言い換えれば、人間が丁寧に準備した対象に限ってのみ、“生真面目”にピッキングすることができたということになる。
しかし昨今では、さまざまな形状のモノが煩雑に混ざって置かれている状態であっても、任意の対象だけを上手く取り出せるというような新たな技術が続々と報告され始めている。ロボットが人工知能の力で知能化し、人間のようにモノの種類や特徴を瞬時に判断・分類することができるようになってきたというわけだ。
具体的な研究例をひとつあげてみよう。韓国電子部品研究院(KETI)では、ピッキングロボットの認識・分別能力をディープラーニングで強化する研究を行っている。
ここ1年間では、動作学習を約30万回、またシミュレーターを使った学習を約270万回にわたり実施。その結果、現段階では学習済みのモノ12種類と未学習のモノ10種類をひとつの箱の中に混ぜて入れた状況での認識率が96.5%、ピッキング成功率が82.6%にまで高まっているという。

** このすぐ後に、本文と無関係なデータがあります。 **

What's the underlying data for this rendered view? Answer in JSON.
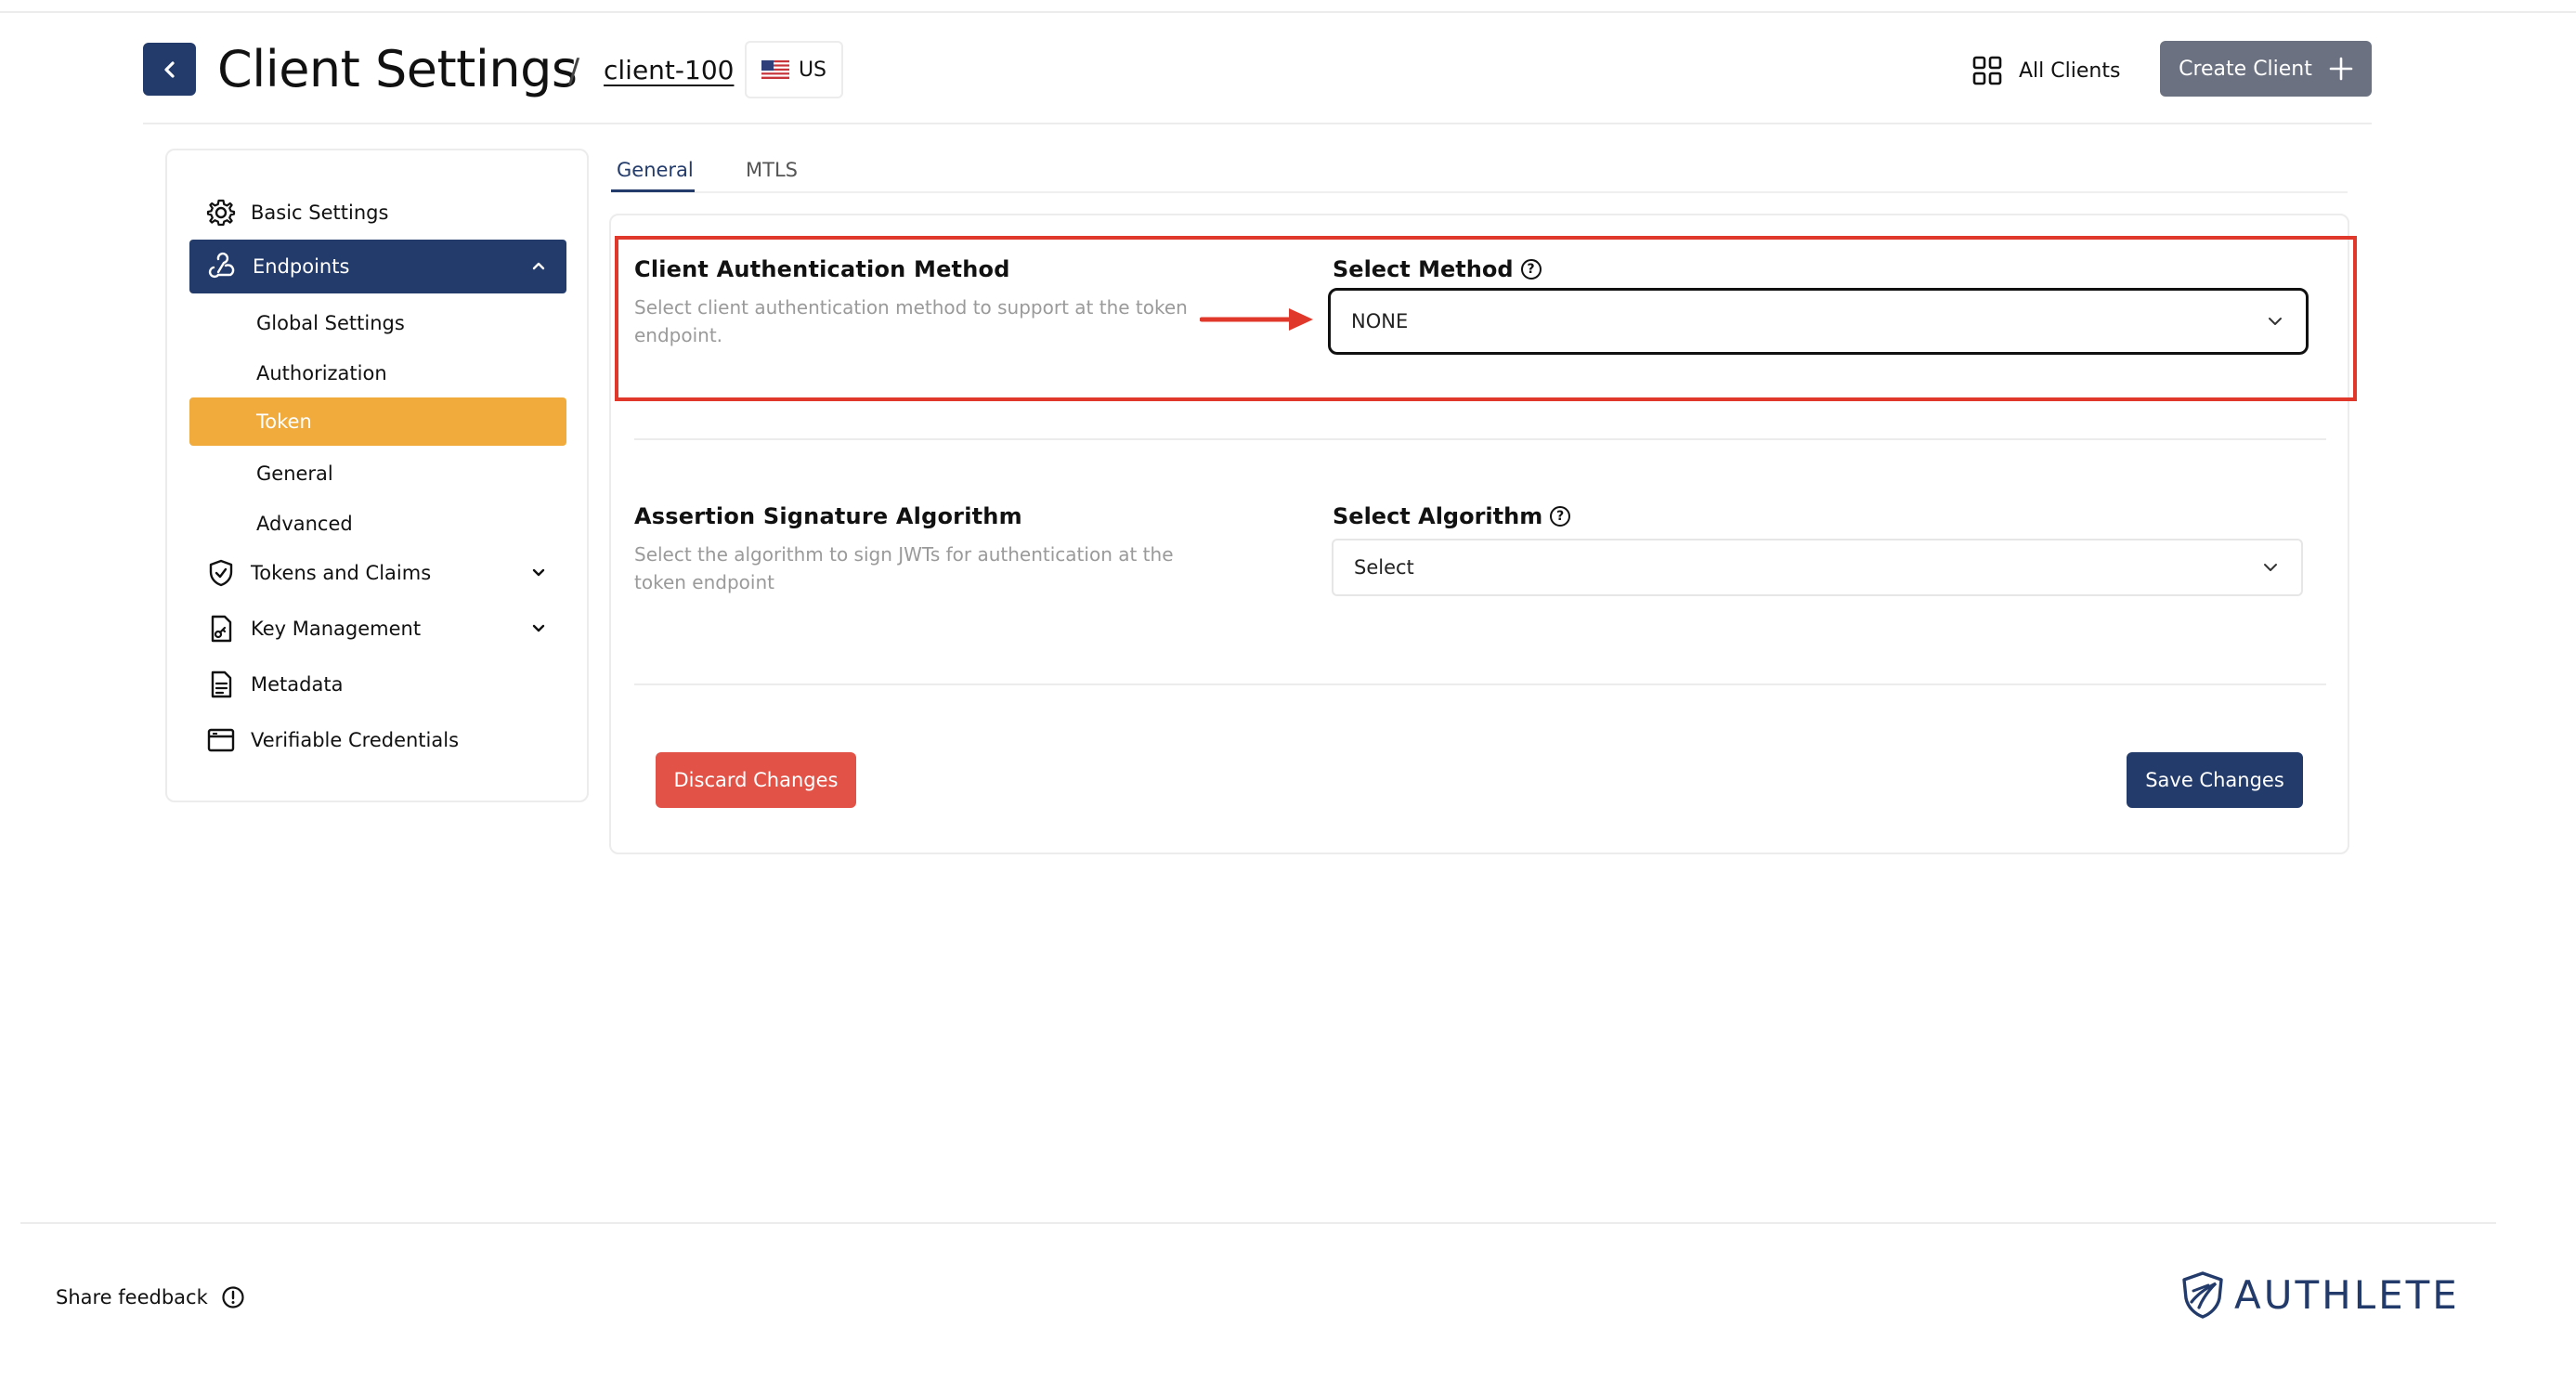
{
  "header": {
    "title": "Client Settings",
    "separator": "/",
    "client_id": "client-100",
    "region": "US",
    "all_clients_label": "All Clients",
    "create_client_label": "Create Client"
  },
  "sidebar": {
    "basic_settings": "Basic Settings",
    "endpoints": "Endpoints",
    "endpoint_items": [
      "Global Settings",
      "Authorization",
      "Token",
      "General",
      "Advanced"
    ],
    "tokens_and_claims": "Tokens and Claims",
    "key_management": "Key Management",
    "metadata": "Metadata",
    "verifiable_credentials": "Verifiable Credentials",
    "selected_item": "Token"
  },
  "tabs": [
    {
      "label": "General",
      "active": true
    },
    {
      "label": "MTLS",
      "active": false
    }
  ],
  "auth_method": {
    "title": "Client Authentication Method",
    "description": "Select client authentication method to support at the token endpoint.",
    "field_label": "Select Method",
    "value": "NONE"
  },
  "assertion_algorithm": {
    "title": "Assertion Signature Algorithm",
    "description": "Select the algorithm to sign JWTs for authentication at the token endpoint",
    "field_label": "Select Algorithm",
    "value": "Select"
  },
  "actions": {
    "discard_label": "Discard Changes",
    "save_label": "Save Changes"
  },
  "footer": {
    "feedback_label": "Share feedback",
    "brand": "AUTHLETE"
  },
  "colors": {
    "primary": "#233b6b",
    "accent": "#f0ab3c",
    "danger": "#e25247",
    "highlight": "#e0392b",
    "muted_button": "#6b7180"
  }
}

なおKETIは、2D・3Dカメラで物体との距離を認識させる環境学習に始まり、モノが入ったボックスや入れ物を認識させる学習、ピッキングさせるモノとそうでないモノを区別させる学習などを順次行ったとしている。また、仮に任意の対象をピッキングすることが難しいと判断した場合、邪魔なモノをどけたり、押しのけたりすること、さらに目的物が見つからない場合は、箱を漁って見つかるまで探させるようにも学習させたという。
ピッキングロボットがスマート化していけば、その活躍の領域は従来のような工場や物流現場のみにとどまらないだろう。厳密に運用するための人的、スペース的、時間的な管理コストを削減できるため、中小規模の工場や企業でも気軽に導入できるようになるからだ。
もしかしたら、主婦(夫)の料理や、父親の日曜大工を手伝うなど、コンシューマー用「家事アシスタント・ロボット」として愛用される日だって来るかもしれない。もちろんそのためには、認識率、ピッキング率ともにほぼ100%は絶対条件となる。今後、世界各国の研究者・開発者から報告される新たな研究結果に期待したい。